The All-Party Internet Group (APIG) will be holding a public hearing into whether the Computer Misuse Act needs bringing up to date.
The APIG is an organisation that attempts to bridge the gap between new media companies and MPs. The group will be holding a public hearing in the House of Commons on 29 April, when MPs will have a chance to discuss suggested revisions to the Computer Misuse Act (CMA).
The CMA was introduced in 1990 -- before the Internet -- and the APIG is questioning whether the law has "stood the test of time".
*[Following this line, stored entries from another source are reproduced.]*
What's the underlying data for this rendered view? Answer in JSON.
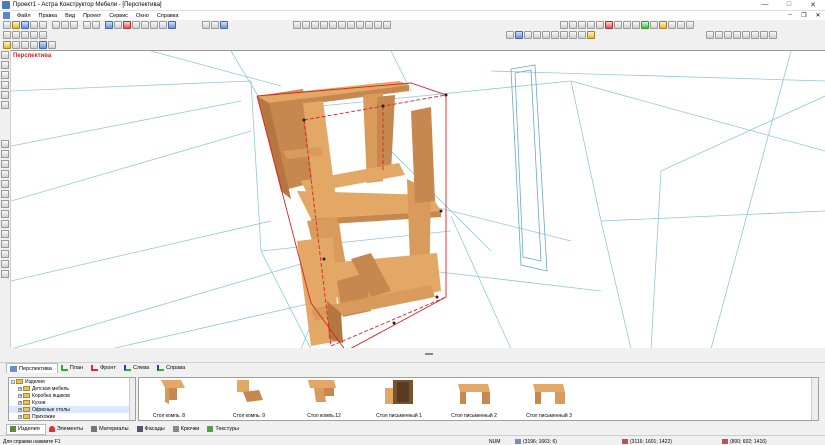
{
  "window": {
    "title": "Проект1 - Астра Конструктор Мебели - [Перспектива]"
  },
  "menu": [
    "Файл",
    "Правка",
    "Вид",
    "Проект",
    "Сервис",
    "Окно",
    "Справка"
  ],
  "viewport": {
    "label": "Перспектива"
  },
  "view_tabs": [
    {
      "label": "Перспектива",
      "active": true
    },
    {
      "label": "План",
      "active": false
    },
    {
      "label": "Фронт",
      "active": false
    },
    {
      "label": "Слева",
      "active": false
    },
    {
      "label": "Справа",
      "active": false
    }
  ],
  "tree": [
    {
      "label": "Изделия",
      "level": 0,
      "expand": "-"
    },
    {
      "label": "Детская мебель",
      "level": 1,
      "expand": "+"
    },
    {
      "label": "Коробка ящиков",
      "level": 1,
      "expand": "+"
    },
    {
      "label": "Кухни",
      "level": 1,
      "expand": "+"
    },
    {
      "label": "Офисные столы",
      "level": 1,
      "expand": "+"
    },
    {
      "label": "Прихожие",
      "level": 1,
      "expand": "+"
    }
  ],
  "gallery": [
    "Стол компь. 8",
    "Стол компь. 9",
    "Стол компь.12",
    "Стол письменный 1",
    "Стол письменный 2",
    "Стол письменный 3"
  ],
  "bottom_tabs": [
    {
      "label": "Изделия",
      "active": true
    },
    {
      "label": "Элементы",
      "active": false
    },
    {
      "label": "Материалы",
      "active": false
    },
    {
      "label": "Фасады",
      "active": false
    },
    {
      "label": "Крючки",
      "active": false
    },
    {
      "label": "Текстуры",
      "active": false
    }
  ],
  "status": {
    "help": "Для справки нажмите F1",
    "num": "NUM",
    "coord1": "(3196; 1663; 6)",
    "coord2": "(3116; 1601; 1422)",
    "coord3": "(800; 602; 1416)"
  },
  "colors": {
    "wood": "#e3a766",
    "wood_dark": "#c6884e",
    "grid": "#8fc9d6",
    "bbox": "#dd2222"
  }
}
Richard Allan MP, joint vice-chairman of APIG, said because computers increasingly underpin our everyday activities, any disruption can have "very serious consequences" so legislation must be in place to prosecute wrongdoers. "There must be effective legislation to prosecute those who maliciously attack computer networks in the same way that we deal firmly with people who cause criminal damage to physical objects. The law in this area needs updating and we will look at how this can be done most effectively," he said.
Derek Wyatt MP, chairman of APIG, said that while some "disruptive activity" on the Internet, such as hacking and virus writing, was clearly illegal, there were too many other areas where the law was unclear: "Some of it seems to fall into grey areas or is difficult to deal with across jurisdictional borders. We need to know if the law, both in the UK and elsewhere, needs strengthening to ensure that we can deter bad behaviour, and also prosecute and convict where necessary."